When the American pilot was shot out of the sky, his body was scattered across several bodies of water. And a ghost, as any peasant will tell you, cannot cross a body of water, even a tiny brook, unless his own body is whole. So this American had nowhere to go but to stay where he was. From that point on, Muom Village would have to become his village. His asking for water from the villagers was only a ruse to be allowed inside someone’s house. That is, until they decided to build him his own house: the shrine. What the peasants saw when they opened their door to the American was simply his wish to be whole again. They all noticed, for example, that his uniform was untorn, and unstained by blood.
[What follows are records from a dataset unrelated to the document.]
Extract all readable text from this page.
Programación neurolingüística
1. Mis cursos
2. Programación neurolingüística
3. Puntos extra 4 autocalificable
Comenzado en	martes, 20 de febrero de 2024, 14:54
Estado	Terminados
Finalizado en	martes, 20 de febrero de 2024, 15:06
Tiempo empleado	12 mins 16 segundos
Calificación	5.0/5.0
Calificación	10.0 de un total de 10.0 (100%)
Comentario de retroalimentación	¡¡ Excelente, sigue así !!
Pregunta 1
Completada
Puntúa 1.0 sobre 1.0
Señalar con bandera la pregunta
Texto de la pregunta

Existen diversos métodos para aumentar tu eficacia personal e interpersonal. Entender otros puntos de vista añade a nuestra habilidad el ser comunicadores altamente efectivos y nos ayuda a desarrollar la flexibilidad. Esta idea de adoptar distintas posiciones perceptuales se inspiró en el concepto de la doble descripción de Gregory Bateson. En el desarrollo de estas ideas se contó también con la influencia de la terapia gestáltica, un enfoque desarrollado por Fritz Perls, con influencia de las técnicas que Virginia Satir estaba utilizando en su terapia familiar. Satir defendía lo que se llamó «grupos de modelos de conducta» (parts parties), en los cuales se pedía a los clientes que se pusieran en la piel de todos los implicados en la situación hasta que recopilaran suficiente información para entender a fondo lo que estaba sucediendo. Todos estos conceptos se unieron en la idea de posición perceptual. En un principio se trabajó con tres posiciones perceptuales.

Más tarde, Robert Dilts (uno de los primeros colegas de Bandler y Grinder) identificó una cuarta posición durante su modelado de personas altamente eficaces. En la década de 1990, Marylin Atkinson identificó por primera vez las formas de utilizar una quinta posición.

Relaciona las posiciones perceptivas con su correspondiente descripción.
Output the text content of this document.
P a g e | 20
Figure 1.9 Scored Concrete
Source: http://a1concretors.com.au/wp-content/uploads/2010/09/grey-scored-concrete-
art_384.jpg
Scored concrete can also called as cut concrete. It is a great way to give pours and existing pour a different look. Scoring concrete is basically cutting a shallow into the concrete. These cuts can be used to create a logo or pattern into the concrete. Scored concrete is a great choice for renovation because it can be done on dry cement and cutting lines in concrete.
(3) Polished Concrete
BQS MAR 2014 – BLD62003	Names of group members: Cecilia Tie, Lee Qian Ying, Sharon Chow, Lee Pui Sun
They crossed a truss bridge spanning a deep, leafy ravine, then turned onto a twisting dirt road descending steeply into a narrow valley. Crowding the road on both sides were elephant grass, patches of daisies, mango trees, mangosteens, bamboo, creepers, and a hundred different vines even the locals don’t have names for. A copper-colored river appeared and disappeared through the foliage. Shafts of pale light pierced through the bluish-gray clouds, and in the sky someone’s kite was spiraling. Now they saw the first villager: a small girl walking toward them alongside an albino buffalo. As they passed, she stared at them blankly and did not wave. Now came the village: thirty houses clustered together, surrounded by rice paddies. The encircling mountains were covered by mist.